Wartawan investigasi Roman Dobrokhotov mengatakan, upaya perekrutan ini menggambarkan keputusasaan Rusia.

"Ini bukan tipikal tentara yang diperlukan untuk bisa memenangkan perang. Kremlin masih berharap kuantitas bisa mengalahkan kualitas. Bahwa mereka bisa merekrut ratusan ribu orang yang putus asa akibat hutang dan melempar mereka ke zona konflik,” ungkapnya.

Terlepas dari jumlah uang tunai sekitar Rp85 juta per bulan yang ditawarkan kepada calon rekrutan, Roman mengatakan kenyataannya berbeda dalam beberapa kasus.

"Orang-orang tidak mempedulikan jumlah uang itu. Mereka kembali (dari Ukraina) sekarang dan menceritakan kepada kami, wartawan, tentang bagaimana mereka dibohongi. Ini memengaruhi situasi dan orang-orang kurang percaya dengan pemerintah, jadi saya pikir strategi ini tidak akan berhasil,” sambungnya.

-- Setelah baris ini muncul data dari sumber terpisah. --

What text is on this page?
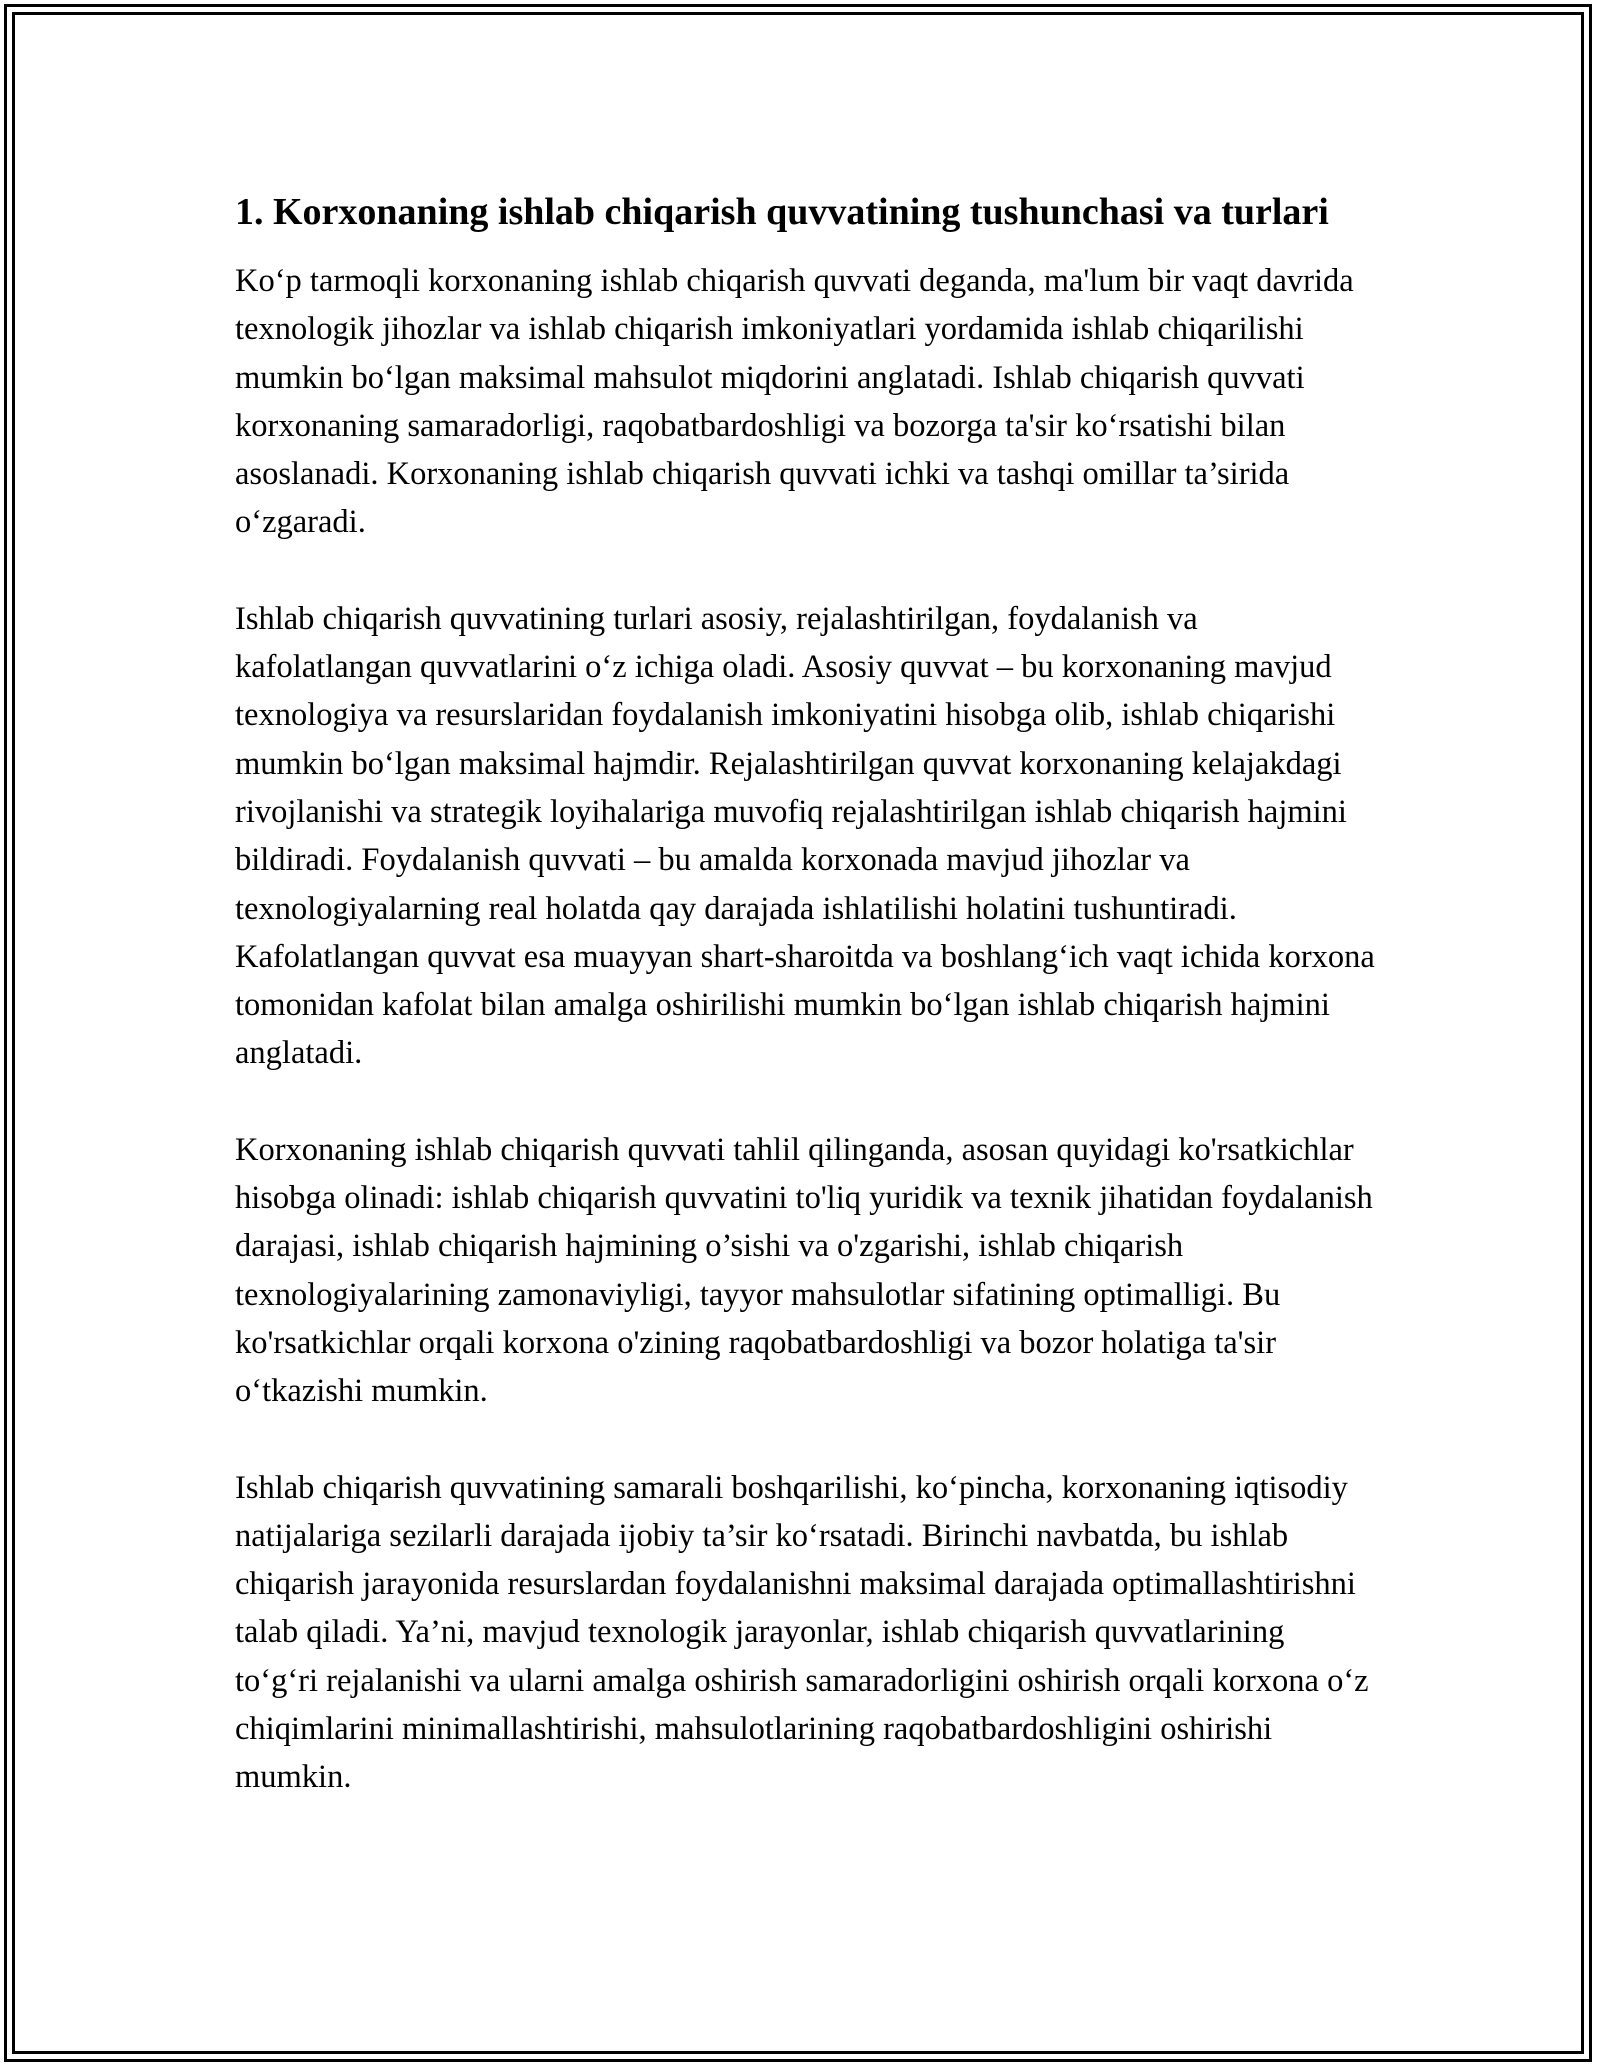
1. Korxonaning ishlab chiqarish quvvatining tushunchasi va turlari

Ko‘p tarmoqli korxonaning ishlab chiqarish quvvati deganda, ma'lum bir vaqt davrida texnologik jihozlar va ishlab chiqarish imkoniyatlari yordamida ishlab chiqarilishi mumkin bo‘lgan maksimal mahsulot miqdorini anglatadi. Ishlab chiqarish quvvati korxonaning samaradorligi, raqobatbardoshligi va bozorga ta'sir ko‘rsatishi bilan asoslanadi. Korxonaning ishlab chiqarish quvvati ichki va tashqi omillar ta’sirida o‘zgaradi.

Ishlab chiqarish quvvatining turlari asosiy, rejalashtirilgan, foydalanish va kafolatlangan quvvatlarini o‘z ichiga oladi. Asosiy quvvat – bu korxonaning mavjud texnologiya va resurslaridan foydalanish imkoniyatini hisobga olib, ishlab chiqarishi mumkin bo‘lgan maksimal hajmdir. Rejalashtirilgan quvvat korxonaning kelajakdagi rivojlanishi va strategik loyihalariga muvofiq rejalashtirilgan ishlab chiqarish hajmini bildiradi. Foydalanish quvvati – bu amalda korxonada mavjud jihozlar va texnologiyalarning real holatda qay darajada ishlatilishi holatini tushuntiradi. Kafolatlangan quvvat esa muayyan shart-sharoitda va boshlang‘ich vaqt ichida korxona tomonidan kafolat bilan amalga oshirilishi mumkin bo‘lgan ishlab chiqarish hajmini anglatadi.

Korxonaning ishlab chiqarish quvvati tahlil qilinganda, asosan quyidagi ko'rsatkichlar hisobga olinadi: ishlab chiqarish quvvatini to'liq yuridik va texnik jihatidan foydalanish darajasi, ishlab chiqarish hajmining o’sishi va o'zgarishi, ishlab chiqarish texnologiyalarining zamonaviyligi, tayyor mahsulotlar sifatining optimalligi. Bu ko'rsatkichlar orqali korxona o'zining raqobatbardoshligi va bozor holatiga ta'sir o‘tkazishi mumkin.

Ishlab chiqarish quvvatining samarali boshqarilishi, ko‘pincha, korxonaning iqtisodiy natijalariga sezilarli darajada ijobiy ta’sir ko‘rsatadi. Birinchi navbatda, bu ishlab chiqarish jarayonida resurslardan foydalanishni maksimal darajada optimallashtirishni talab qiladi. Ya’ni, mavjud texnologik jarayonlar, ishlab chiqarish quvvatlarining to‘g‘ri rejalanishi va ularni amalga oshirish samaradorligini oshirish orqali korxona o‘z chiqimlarini minimallashtirishi, mahsulotlarining raqobatbardoshligini oshirishi mumkin.
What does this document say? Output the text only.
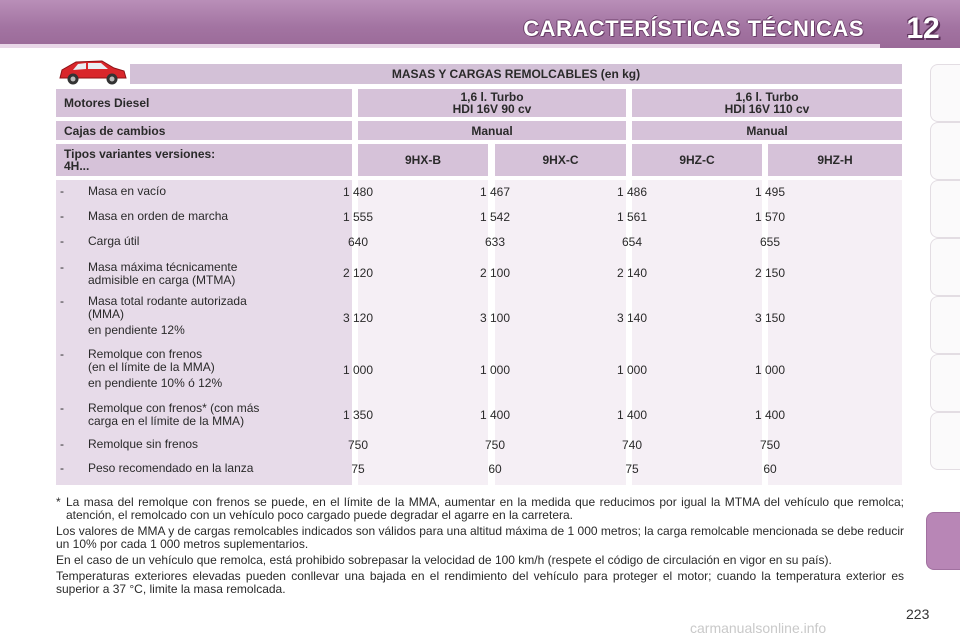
CARACTERÍSTICAS TÉCNICAS 12
MASAS Y CARGAS REMOLCABLES (en kg)
Motores Diesel	1,6 l. Turbo
HDI 16V 90 cv
1,6 l. Turbo
HDI 16V 110 cv
Cajas de cambios	Manual	Manual
Tipos variantes versiones:
4H...	9HX-B	9HX-C	9HZ-C	9HZ-H
- Masa en vacío	1 480	1 467	1 486	1 495
- Masa en orden de marcha	1 555	1 542	1 561	1 570
- Carga útil	640	633	654	655
- Masa máxima técnicamente
admisible en carga (MTMA)	2 120	2 100	2 140	2 150
- Masa total rodante autorizada
(MMA)
en pendiente 12%
3 120	3 100	3 140	3 150
- Remolque con frenos
(en el límite de la MMA)
en pendiente 10% ó 12%
1 000	1 000	1 000	1 000
- Remolque con frenos* (con más
carga en el límite de la MMA)	1 350	1 400	1 400	1 400
- Remolque sin frenos	750	750	740	750
- Peso recomendado en la lanza	75	60	75	60

* La masa del remolque con frenos se puede, en el límite de la MMA, aumentar en la medida que reducimos por igual la MTMA del vehículo que remolca; atención, el remolcado con un vehículo poco cargado puede degradar el agarre en la carretera.

Los valores de MMA y de cargas remolcables indicados son válidos para una altitud máxima de 1 000 metros; la carga remolcable mencionada se debe reducir un 10% por cada 1 000 metros suplementarios.

En el caso de un vehículo que remolca, está prohibido sobrepasar la velocidad de 100 km/h (respete el código de circulación en vigor en su país).

Temperaturas exteriores elevadas pueden conllevar una bajada en el rendimiento del vehículo para proteger el motor; cuando la temperatura exterior es superior a 37 °C, limite la masa remolcada.

223
carmanualsonline.info
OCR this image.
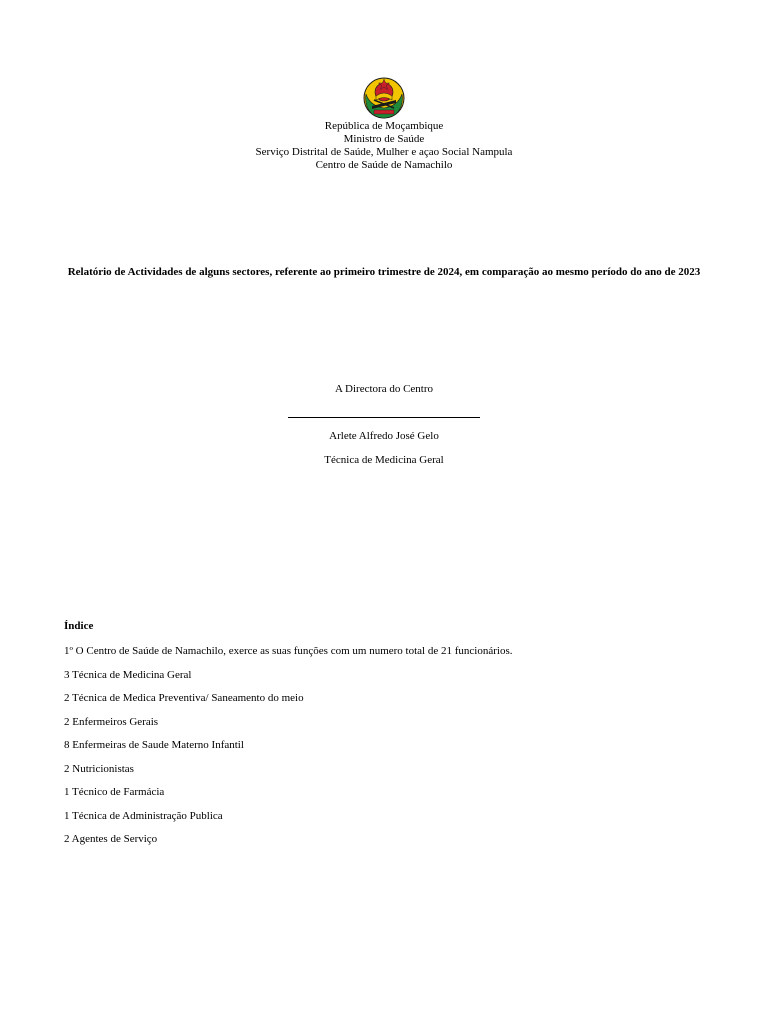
República de Moçambique
Ministro de Saúde
Serviço Distrital de Saúde, Mulher e açao Social Nampula
Centro de Saúde de Namachilo
Relatório de Actividades de alguns sectores, referente ao primeiro trimestre de 2024, em comparação ao mesmo período do ano de 2023
A Directora do Centro
Arlete Alfredo José Gelo
Técnica de Medicina Geral
Índice
1º O Centro de Saúde de Namachilo, exerce as suas funções com um numero total de 21 funcionários.
3 Técnica de Medicina Geral
2 Técnica de Medica Preventiva/ Saneamento do meio
2 Enfermeiros Gerais
8 Enfermeiras de Saude Materno Infantil
2 Nutricionistas
1 Técnico de Farmácia
1 Técnica de Administração Publica
2 Agentes de Serviço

Namun, ada pula orang yang senang bergabung ke medan perang. Salah satunya yakni putra dari Nina Chubarina, Yevgeny. Dia meninggalkan desa mereka di wilayah utara Karelia untuk bergabung dengan batalion sukarelawan.

Nina mengatakan, putranya yang tidak berpengalaman di militer, diberi senjata dan langsung dikirim ke Ukraina. Yevgeny terbunuh hanya beberapa hari kemudian.

Nina Chubarina kehilangan putranya yang baru  berusia 24 tahun setelah bergabung sebagai tentara sukarelawan untuk berperang di Ukraina.

Nina bersedia menemui BBC di sebuah taman di sekitar Moskow, di mana dia bekerja paruh waktu di sebuah pabrik roti.

Pekerjaan mengemas roti yang monoton bisa mengalihkan pikirannya dari kesedihan akibat kehilangan putranya.

Dia sempat memohon kepada putranya untuk tidak berangkat ke Ukraina.

"Saya mencoba membujuknya untuk tidak pergi. Saya menangis dan berkata. 'Ada perang di sana, kamu akan terbunuh!' Dia bilang, 'Bu, semuanya akan baik-baik saja,” terangnya.

Nina mengkritik bagaimana pihak berwenang merekrut sukarelawan untuk berperang di Ukraina.

"Mereka diberangkatkan seperti anak-anak ayam yang bodoh! Mereka bahkan hampir tidak pernah memegang senjata sebelumnya. Mereka adalah umpan. Para jenderal berpikir, 'Kami punya sukarelawan, bagus, ayo pergi!,” lanjutnya.

Tapi, tidak semua orang tertarik mendaftar seperti Yevgeny. Menurut BBC, ini terlihat dari orang-orang yang ditemui di seantero negeri itu yang tidak memberi kesan bahwa orang-orang Rusia mendukung "operasi militer khusus", sebagaimana klaim Kremlin.

Jumlah mobil di jalanan Rusia yang menampilkan simbol "Z" yang bermakna pro perang masih relatif sedikit. Para ahli pun mengatakan bahwa jumlah sukarelawan yang bergabung hanya sedikit.

Menurut analis militer Pavel Luzin, orang-orang ini tidak siap mengorbankan diri untuk presiden mereka.

"Masalah yang dihadapi Kremlin adalah kebanyakan orang Rusia tidak akan mati demi Putin atau demi memulihkan 'kekaisaran yang agung'. Perekrutan tidak mungkin dilakukan saat ini karena tidak ada konsensus sipil di Rusia untuk perang,” terangnya.

"Bandingkan ini dengan situasi di Ukraina. Orang-orang Ukraina siap bertarung,” tukasnya.